The Town Trustees conducted field inspections at the inlet throughout the late winter and early spring. Trustee president John Bredemeyer says those inspections, contained in a draft report, confirm reports from concerned citizens and government officials that the inlet was blocked off entirely for extended periods. The Trustees also heard reports from residents of a dead fish odor coming from the inlet at times.

Fearing a potential die-off of marine life there, the Trustees initiated additional testing at the inlet in July and August, which showed low dissolved oxygen levels at six testing stations.

“The observations and data collected for the period Aug. 25-26 strongly support the notion that the headwaters suffered a significant anoxic event, killing fish and nearly killing all beneficial aquatic vegetation during that period,” Mr. Bredemeyer wrote in the report.

Mr. Russell said the maintenance dredging the town does at the inlet each year merely moves the sand farther down the beach and usually doesn’t keep the inlet open for long.

“The goal is to do a dredging that lasts,” he said. “It’s easier said than done.”

The maintenance dredging generally cost $6,000 to $8,000, Mr. Russell said. The last time a more substantial dredging was done, he said, the cost was about $40,000, but that was a long time ago and he doesn’t know what the cost would be now.

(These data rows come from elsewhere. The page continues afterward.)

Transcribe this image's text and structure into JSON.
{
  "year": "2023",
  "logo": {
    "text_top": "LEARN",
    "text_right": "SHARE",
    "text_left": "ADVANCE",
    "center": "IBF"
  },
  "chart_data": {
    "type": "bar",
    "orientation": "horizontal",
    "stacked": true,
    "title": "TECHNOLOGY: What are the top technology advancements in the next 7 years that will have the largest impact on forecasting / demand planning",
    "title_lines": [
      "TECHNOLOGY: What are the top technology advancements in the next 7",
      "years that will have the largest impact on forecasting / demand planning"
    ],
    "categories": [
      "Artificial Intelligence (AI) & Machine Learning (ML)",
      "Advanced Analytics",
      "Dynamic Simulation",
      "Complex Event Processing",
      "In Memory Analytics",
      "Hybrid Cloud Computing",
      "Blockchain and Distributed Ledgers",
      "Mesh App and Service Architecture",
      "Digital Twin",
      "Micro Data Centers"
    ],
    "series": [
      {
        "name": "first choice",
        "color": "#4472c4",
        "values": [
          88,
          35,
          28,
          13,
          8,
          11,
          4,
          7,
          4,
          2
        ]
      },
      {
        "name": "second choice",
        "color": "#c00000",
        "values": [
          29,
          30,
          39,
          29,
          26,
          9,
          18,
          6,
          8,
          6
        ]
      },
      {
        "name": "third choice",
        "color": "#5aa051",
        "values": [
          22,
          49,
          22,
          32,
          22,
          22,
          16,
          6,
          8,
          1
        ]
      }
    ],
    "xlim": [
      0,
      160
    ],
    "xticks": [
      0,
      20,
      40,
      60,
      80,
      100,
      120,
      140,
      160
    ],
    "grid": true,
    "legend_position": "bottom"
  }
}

Last week’s meeting was not open to the public, but Southold’s town engineers Michael Collins and Jamie Richter did attend, said county Legislator Al Krupski (D-Cutchogue), who was also present.

“The long-term goal is trying to figure out how to keep [the inlet] open and have it flush effectively,” Mr. Krupski said. “Ultimately, it should be opened up for shellfishing. There’s quite a shellfish resource in that inlet.”

It would be up to the state Department of Environmental Conservation to determine if the water is healthy enough to allow shellfishing, he added.

The DEC and the U.S. Army Corps of Engineers are working with the town and the county to come up with a solution, Mr. Krupski said.

“The cost will depend on what everyone decides the final project will be,” he said. “How far, how deep, how wide the channels will be.”

Mr. Switzer said residents would support whatever project the Army Corps comes up with to solve the problem.

“They’ve got the expertise in this area that doesn’t exist at the town or county level,” he said.

While small boats could traverse the inlet before the jetty was built, Mr. Krupski said the goal now is merely to preserve the health of the inlet and Autumn Lake.

The county has a screening committee that holds public meetings on dredging projects, and Mr. Krupski said he has requested that such a meeting be set up for this project.

“We want to make sure everyone is on the same page,” he said.